China has formally implemented a law governing cryptographic password management, which is part of the pre-release plans for its CBDC. Public and private keys or passwords are necessary tools for encrypting crypto data and providing the necessary security against being tampered with. Through this law, China has developed national, common, and commercial crypto password management systems to engineer and develop a world-class national blockchain platform for its CBDC.

With the launch of its CBDC, China aims to put the US Dollar at risk.

What makes CBDC a better option than cryptocurrencies?

To explain this, let me draw your attention to the analogy presented by Mr. Subhash Chandra Garg, Ex-Finance Secretary of India, who is popularly known for the much-criticized draft bill, ‘Banning of Cryptocurrency and Regulation of Official Digital Currency’ in 2019. This bill was aimed at banning cryptocurrency in India.

This bill has its roots in the major risks that cryptocurrencies pose. Some of the major reasons are outlined hereinbelow:

  1. Cryptocurrencies have no government backing;
  2. Such ‘private cryptocurrencies’ have no intrinsic or commonly acceptable value;
  3. It lacks any intrinsic or commonly acceptable value, and has no attributes of currency, thereby making it extremely volatile and risky for any economy;
  4. The cryptocurrencies are run by private entities lacking the ability to control and maintain the value of the cryptocurrency. Most cryptocurrencies are entirely based on the promise of utility.

Unlike the above, CBDC is a stable store of value governed and monitored by the government/central bank. It has all the attributes of a currency and is, in fact, money in digital form. Unlike some traders or investors who are brave enough to invest in barren cryptocurrencies, most traders rely on currencies which are regulated and have the backing of the central bank. Therefore, it is evident why the concept of CBDC or a sovereign cryptocurrency is gaining in popularity amongst the major developed and/or developing countries in the world.

Why should the UAE consider issuing its own CBDC?

Apart from competing with the rest of the world, following are the major reasons why the UAE should consider launching its own CBDC:

  1. Increase the value of UAE Dirhams globally;
  2. More rapid and secure mode of cross-border financial transaction;
  3. No intermediary and/or hidden handling charges to exchange CBDC;
  4. Stable value due to a lack of inflation rate buffers or monetary policies of subsidies, etc.;
  5. Secure store of value;
  6. Greater reliance and trust of customers and investors;
  7. Interest-bearing CBDC could have a rate of return in line with risk-free assets such as short-term government bonds and other securities;
  8. Cost-less medium of exchange;
  9. Greater ease of exchanging money for investors;
  10. Can be stored directly with the central bank, which provides more cushioning for investors in the event of an economic downturn.

Above all, the widespread use of CBDC, and the obsolescence of paper currency, would discourage tax evasion, money laundering, and other illegal activities that are made easier by paper currency, especially large-denomination bills. This may be the most reliable mode of conducting financial transactions and it remains in compliance with anti-money laundering laws and counter terror financing laws (AML).

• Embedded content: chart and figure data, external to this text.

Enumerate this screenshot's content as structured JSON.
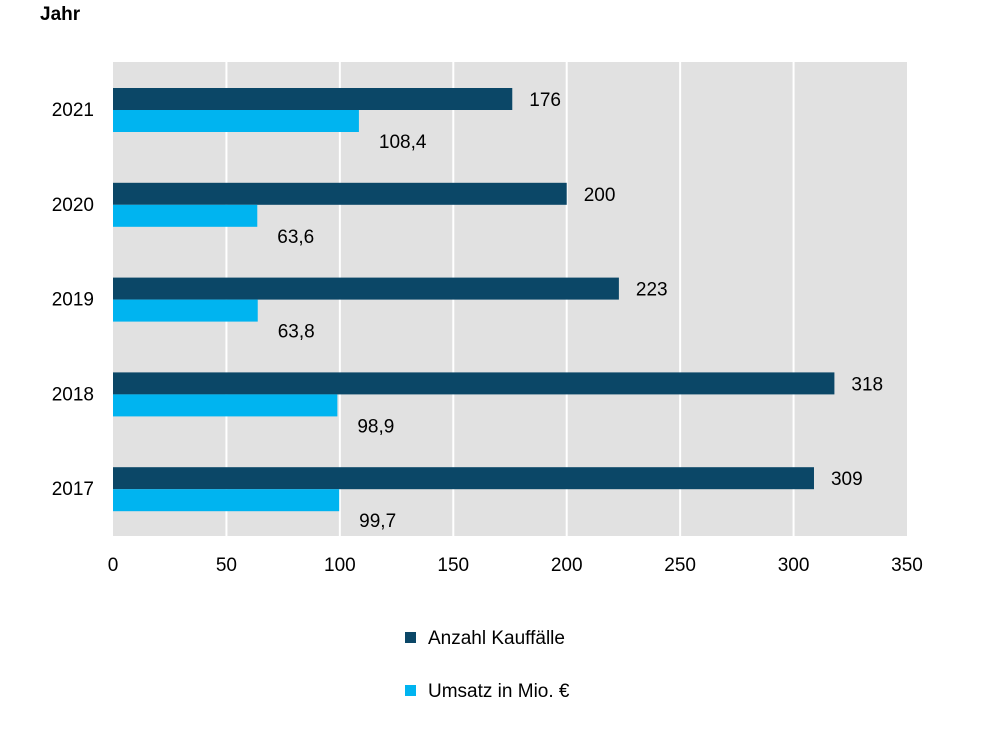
{
  "chart_data": {
    "type": "bar",
    "orientation": "horizontal",
    "ylabel": "Jahr",
    "categories": [
      "2021",
      "2020",
      "2019",
      "2018",
      "2017"
    ],
    "series": [
      {
        "name": "Anzahl Kauffälle",
        "color": "#0b4767",
        "values": [
          176,
          200,
          223,
          318,
          309
        ],
        "labels": [
          "176",
          "200",
          "223",
          "318",
          "309"
        ]
      },
      {
        "name": "Umsatz in Mio. €",
        "color": "#00b4f0",
        "values": [
          108.4,
          63.6,
          63.8,
          98.9,
          99.7
        ],
        "labels": [
          "108,4",
          "63,6",
          "63,8",
          "98,9",
          "99,7"
        ]
      }
    ],
    "xlim": [
      0,
      350
    ],
    "xticks": [
      0,
      50,
      100,
      150,
      200,
      250,
      300,
      350
    ],
    "grid": true,
    "plot_background": "#e1e1e1",
    "legend_position": "bottom"
  }
}
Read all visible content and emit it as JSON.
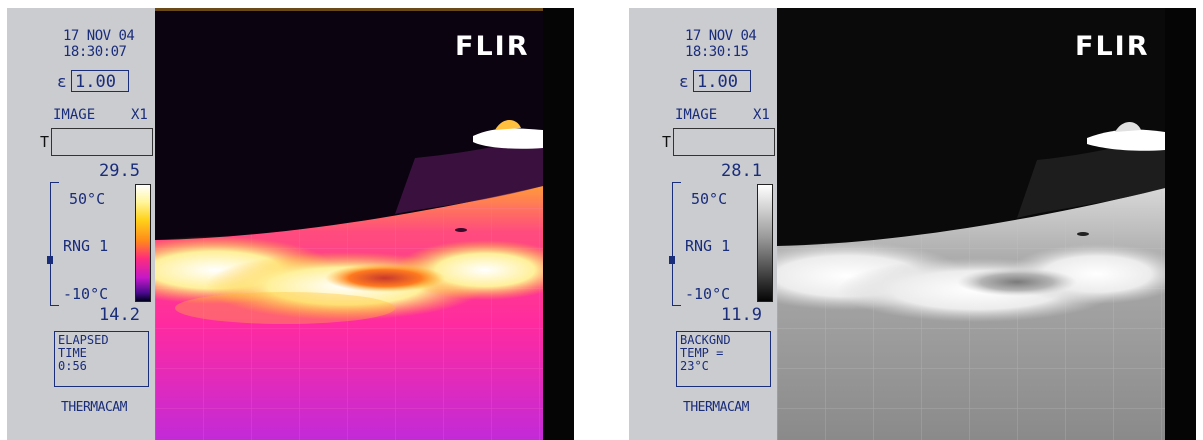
{
  "screens": [
    {
      "id": "screen-color",
      "date": "17 NOV 04",
      "time": "18:30:07",
      "emissivity_symbol": "ε",
      "emissivity": "1.00",
      "image_label": "IMAGE",
      "zoom": "X1",
      "t_label": "T",
      "scale_top": "29.5",
      "scale_bottom": "14.2",
      "range_high": "50°C",
      "range_name": "RNG 1",
      "range_low": "-10°C",
      "info_lines": [
        "ELAPSED",
        "TIME",
        "0:56"
      ],
      "brand": "THERMACAM",
      "logo": "FLIR",
      "palette": "ironbow"
    },
    {
      "id": "screen-gray",
      "date": "17 NOV 04",
      "time": "18:30:15",
      "emissivity_symbol": "ε",
      "emissivity": "1.00",
      "image_label": "IMAGE",
      "zoom": "X1",
      "t_label": "T",
      "scale_top": "28.1",
      "scale_bottom": "11.9",
      "range_high": "50°C",
      "range_name": "RNG 1",
      "range_low": "-10°C",
      "info_lines": [
        "BACKGND",
        "TEMP =",
        "23°C"
      ],
      "brand": "THERMACAM",
      "logo": "FLIR",
      "palette": "grayscale"
    }
  ],
  "colors": {
    "panel_bg": "#cbccd0",
    "panel_text": "#1a2d7a"
  }
}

CBDC could transform all aspects of the monetary system and facilitate the systematic and transparent conduct of monetary policy. In particular, a central bank digital currency can serve as a practically costless medium of exchange, a secure store of value, and a stable unit of account. To achieve this, the currency would be account-based and interest-bearing, and the monetary policy framework would target true price stability. Therefore, as one of the leading countries in the Middle East with respect to blockchain, fintech, and crypto laws, the UAE government should definitely consider launching its own CBDC for the benefit of the public at large.